Wednesday, July 7, 2010

My letter

I wanted to share the letter I just wrote to the friend I thought of.

Jamie,
I had to write this instead of call you : ) I would have cried!
I recently wrote on my blog encouraging the women to write to a person who helped them through the diagnosis and birth of their baby with SB. I immediately thought of you. You might not have been there in the beginning but you sure made up for it the moment i met you. I know right now you are at a point in your life when you are receiving encouragement more than giving it out, but I want you to know that our first year here you truly helped me more than anyone in the world. I was hurting, uncertain, scared out of my mind and really didnt want too much to do with "healthy" children around toby's age. You treated me normal and didnt let toby's life get in the way of our friendship. you and aaron have never given us the sympathy looks like others or treated us any differently. You loved us regardless and loved toby the same. you didnt love him more or less because of his disability. You didnt give me a choice to be friends with you and you didnt give me a choice not to love sawyer (is her little boy that is toby's age)(which i still do) and for that I am thankful. Had you been stand offish and unsure i dont know what I would have done. God knew that I needed you and your family. Watching aaron throw Toby around treating him like any another boy did my heart so much healing.
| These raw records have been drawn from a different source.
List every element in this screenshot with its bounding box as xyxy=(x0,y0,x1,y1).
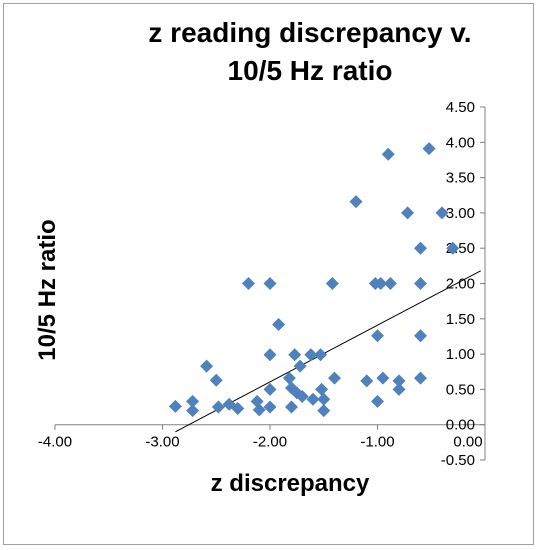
y-tick-label: 4.50 xyxy=(446,99,475,116)
data-point xyxy=(414,277,427,290)
data-point xyxy=(306,392,320,406)
data-point xyxy=(314,348,328,362)
data-point xyxy=(360,374,374,388)
data-point xyxy=(186,394,200,408)
data-point xyxy=(446,241,460,255)
y-tick-label: 2.00 xyxy=(446,276,475,293)
data-point xyxy=(435,206,449,220)
x-tick-label: -1.00 xyxy=(360,434,394,451)
data-point xyxy=(371,329,384,343)
data-point xyxy=(401,206,415,220)
chart-title: z reading discrepancy v. 10/5 Hz ratio xyxy=(90,14,530,90)
data-point xyxy=(282,371,296,385)
y-tick-label: 0.50 xyxy=(446,381,475,398)
data-point xyxy=(317,392,331,406)
data-point xyxy=(414,371,427,385)
y-tick-label: 3.00 xyxy=(446,205,475,222)
data-point xyxy=(325,277,339,290)
data-point xyxy=(209,373,223,387)
data-point xyxy=(371,394,384,408)
data-point xyxy=(383,277,397,290)
x-tick-label: 0.00 xyxy=(453,434,482,451)
data-point xyxy=(288,348,302,362)
data-point xyxy=(349,195,363,209)
data-point xyxy=(317,404,331,418)
data-point xyxy=(211,400,225,414)
chart-title-line-1: z reading discrepancy v. xyxy=(148,17,472,48)
data-point xyxy=(381,147,395,161)
data-point xyxy=(295,389,309,403)
y-tick-label: 1.00 xyxy=(446,346,475,363)
y-tick-label: 3.50 xyxy=(446,170,475,187)
data-point xyxy=(263,382,277,396)
x-tick-label: -4.00 xyxy=(38,434,72,451)
data-point xyxy=(304,348,318,362)
y-tick-label: -0.50 xyxy=(441,452,475,469)
chart-title-line-2: 10/5 Hz ratio xyxy=(227,55,393,86)
data-point xyxy=(414,329,427,343)
data-point xyxy=(315,382,329,396)
data-point xyxy=(392,382,406,396)
x-axis-title: z discrepancy xyxy=(210,470,370,497)
data-point xyxy=(272,317,286,331)
data-point xyxy=(392,374,406,388)
y-tick-label: 0.00 xyxy=(446,417,475,434)
data-point xyxy=(293,359,307,373)
data-point xyxy=(242,277,255,290)
data-point xyxy=(374,277,388,290)
data-point xyxy=(263,400,277,414)
chart-area xyxy=(3,3,534,545)
data-point xyxy=(328,371,341,385)
data-point xyxy=(200,359,214,373)
data-point xyxy=(168,399,182,413)
data-point xyxy=(252,403,266,417)
data-point xyxy=(186,404,200,418)
data-point xyxy=(422,142,436,156)
x-tick-label: -3.00 xyxy=(145,434,179,451)
y-tick-label: 4.00 xyxy=(446,134,475,151)
x-tick-label: -2.00 xyxy=(253,434,287,451)
data-point xyxy=(376,371,390,385)
data-point xyxy=(285,400,298,414)
data-point xyxy=(414,241,427,255)
data-point xyxy=(263,348,277,362)
data-point xyxy=(263,277,277,290)
y-tick-label: 1.50 xyxy=(446,311,475,328)
data-point xyxy=(231,401,245,415)
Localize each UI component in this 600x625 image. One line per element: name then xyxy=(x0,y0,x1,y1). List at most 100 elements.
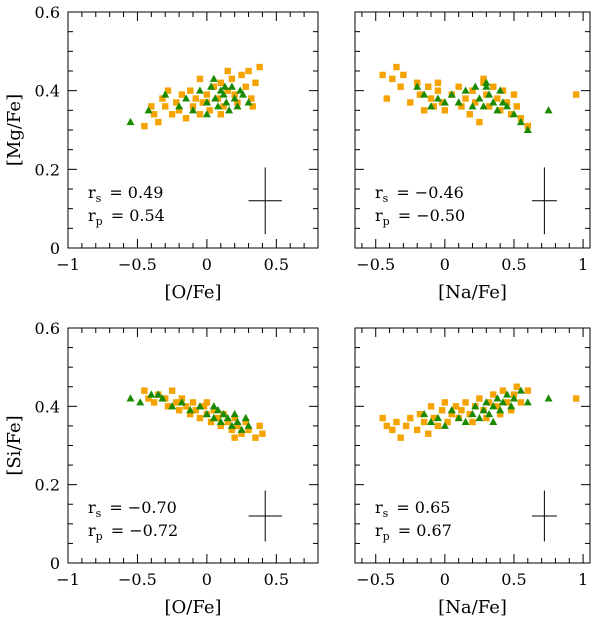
data-point-square xyxy=(441,107,449,114)
data-point-triangle xyxy=(489,402,498,410)
data-point-triangle xyxy=(207,82,216,90)
data-point-triangle xyxy=(440,421,449,429)
data-point-square xyxy=(175,107,183,114)
data-point-square xyxy=(238,430,245,437)
data-point-triangle xyxy=(244,98,253,106)
data-point-square xyxy=(494,403,501,410)
data-point-square xyxy=(383,95,390,102)
data-point-square xyxy=(434,79,442,86)
data-point-square xyxy=(434,87,442,94)
data-point-square xyxy=(393,63,400,71)
data-point-square xyxy=(175,407,183,414)
data-point-square xyxy=(425,83,432,90)
data-point-square xyxy=(207,418,215,426)
x-tick-label: 0 xyxy=(202,255,212,274)
y-tick-label: 0 xyxy=(50,239,60,258)
data-point-triangle xyxy=(427,417,436,425)
data-point-square xyxy=(164,403,172,410)
data-point-triangle xyxy=(154,390,163,398)
correlation-rs: rs = 0.65 xyxy=(375,498,450,520)
data-point-square xyxy=(242,418,249,426)
data-point-triangle xyxy=(479,406,488,414)
x-tick-label: 1 xyxy=(578,255,588,274)
data-point-square xyxy=(420,418,428,426)
data-point-square xyxy=(192,95,199,102)
data-point-triangle xyxy=(189,106,197,114)
data-point-square xyxy=(430,103,437,110)
data-point-triangle xyxy=(195,86,204,94)
data-point-triangle xyxy=(225,106,234,114)
data-point-triangle xyxy=(244,421,253,429)
x-tick-label: 0 xyxy=(202,570,212,589)
x-tick-label: 0 xyxy=(440,255,450,274)
data-point-square xyxy=(472,99,479,106)
x-axis-label: [O/Fe] xyxy=(164,597,221,618)
data-point-square xyxy=(407,99,414,106)
correlation-rp: rp = 0.67 xyxy=(375,521,452,543)
data-point-square xyxy=(427,95,435,102)
data-point-triangle xyxy=(195,402,204,410)
data-point-square xyxy=(466,410,473,418)
data-point-square xyxy=(524,387,531,394)
data-point-triangle xyxy=(468,102,477,110)
data-point-triangle xyxy=(230,94,239,102)
x-tick-label: 0.5 xyxy=(264,255,289,274)
data-point-square xyxy=(173,399,180,406)
data-point-square xyxy=(490,83,497,90)
data-point-triangle xyxy=(482,78,491,86)
data-point-triangle xyxy=(136,398,145,406)
data-point-square xyxy=(503,399,511,406)
plot-frame xyxy=(354,327,591,564)
data-point-square xyxy=(248,95,255,102)
data-point-square xyxy=(238,71,245,79)
data-point-triangle xyxy=(233,417,242,425)
data-point-square xyxy=(476,395,483,402)
data-point-square xyxy=(231,434,238,441)
data-point-square xyxy=(259,430,266,437)
data-point-square xyxy=(224,87,231,94)
data-point-square xyxy=(438,407,446,414)
data-point-triangle xyxy=(454,413,463,422)
data-point-square xyxy=(162,103,169,110)
data-point-square xyxy=(455,83,462,90)
data-point-square xyxy=(414,426,421,434)
data-point-triangle xyxy=(227,82,236,90)
data-point-square xyxy=(434,422,442,430)
data-point-square xyxy=(572,395,580,402)
data-point-square xyxy=(490,391,497,398)
data-point-triangle xyxy=(420,90,429,98)
data-point-triangle xyxy=(509,110,518,118)
data-point-triangle xyxy=(237,425,246,433)
data-point-triangle xyxy=(223,413,232,422)
data-point-square xyxy=(200,403,208,410)
y-tick-label: 0.2 xyxy=(35,476,60,495)
data-point-square xyxy=(192,407,199,414)
data-point-square xyxy=(485,103,493,110)
data-point-square xyxy=(155,118,162,126)
plot-frame xyxy=(67,327,319,564)
data-point-triangle xyxy=(219,90,228,98)
data-point-triangle xyxy=(168,402,177,410)
data-point-square xyxy=(416,91,424,98)
data-point-square xyxy=(469,418,476,426)
data-point-square xyxy=(141,122,148,130)
y-tick-label: 0.6 xyxy=(35,319,60,338)
data-point-triangle xyxy=(175,102,184,110)
x-axis-label: [Na/Fe] xyxy=(438,597,507,618)
data-point-square xyxy=(462,95,469,102)
data-point-triangle xyxy=(186,406,195,414)
data-point-square xyxy=(510,91,518,98)
data-point-triangle xyxy=(544,106,553,114)
data-point-square xyxy=(214,95,222,102)
x-tick-label: 0.5 xyxy=(264,570,289,589)
data-point-triangle xyxy=(482,82,491,90)
data-point-square xyxy=(466,111,473,118)
data-point-square xyxy=(217,79,224,86)
data-point-square xyxy=(210,407,218,414)
panel-p3: −1 −0.5 0 0.5 0 0.2 0.4 0.6 [O/Fe] [Si/Fe] rs = −0.… xyxy=(4,319,319,618)
data-point-triangle xyxy=(475,413,484,422)
data-point-square xyxy=(162,395,169,402)
data-point-triangle xyxy=(144,106,153,114)
data-point-triangle xyxy=(496,86,505,94)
The day in nursery when I broke down and cried in front of you because of all the things that were hurting. You didnt say any perfect words. You cried with me and hugged me and thats what I needed.
So thank you. thank you for being that friend.
I love you and dont know how i would have survived the first year of moving, surgeries, ER visits, therapy and all kinds of stuff that went with it without you and Becki!
Kari

1 comment:

HennHouse said...

Oh, Kari... This letter is just beautiful. Thank you for sharing your heart for your friend with all of us!